The 20th century was the most bloody and devastating of any period in history. It's a good time to remember WWI, where 5 or 10 thousand could die in one battle, over a few yards of ground--and thousands of horses and farm animals. The U.S. entered the war late and the president at the time, Woodrow Wilson, promised to keep us out of it. He was a "progressive" the first president to send us down the messy road we're on now where our foundation didn't matter. The Constitution became plastic and changeable and our past became an object of shame.You can review WWI by listening to The Public Square podcast which yesterday reran it's "The War Letters" by John Beckett (2015). The book itself can be downloaded pdf for free. https://content.libsyn.com/p/1/4/b/14bf916a1865d16f/TPS_052326_WEB.mp3? The letters are between John Beckett's father who served for Canada and his family. The podcast is about the war (then known as the Great War) but as Beckett talks with Zinotti, it's also about how we're losing our own history because it's not taught in our schools.
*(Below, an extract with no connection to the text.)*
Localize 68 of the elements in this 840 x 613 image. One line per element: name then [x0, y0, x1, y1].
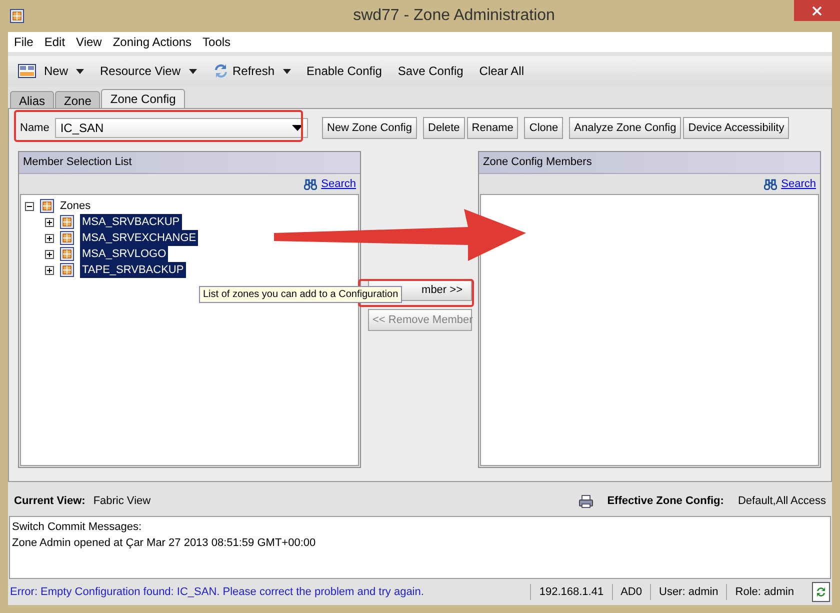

My parents were too young to actually serve in WWI but they remembered it, and told us stories. And in the little town where I grew up (Mt. Morris, IL) there was a public program where "In Flanders Fields" a poem by John McCrae, a Canadian soldier, was always presented by a high school senior. (Maybe they still do that?) I personally knew WWI veterans, and both my grandfathers were registered for the draft (although they didn't serve).
This collection of family letters is priceless, and a good teacher.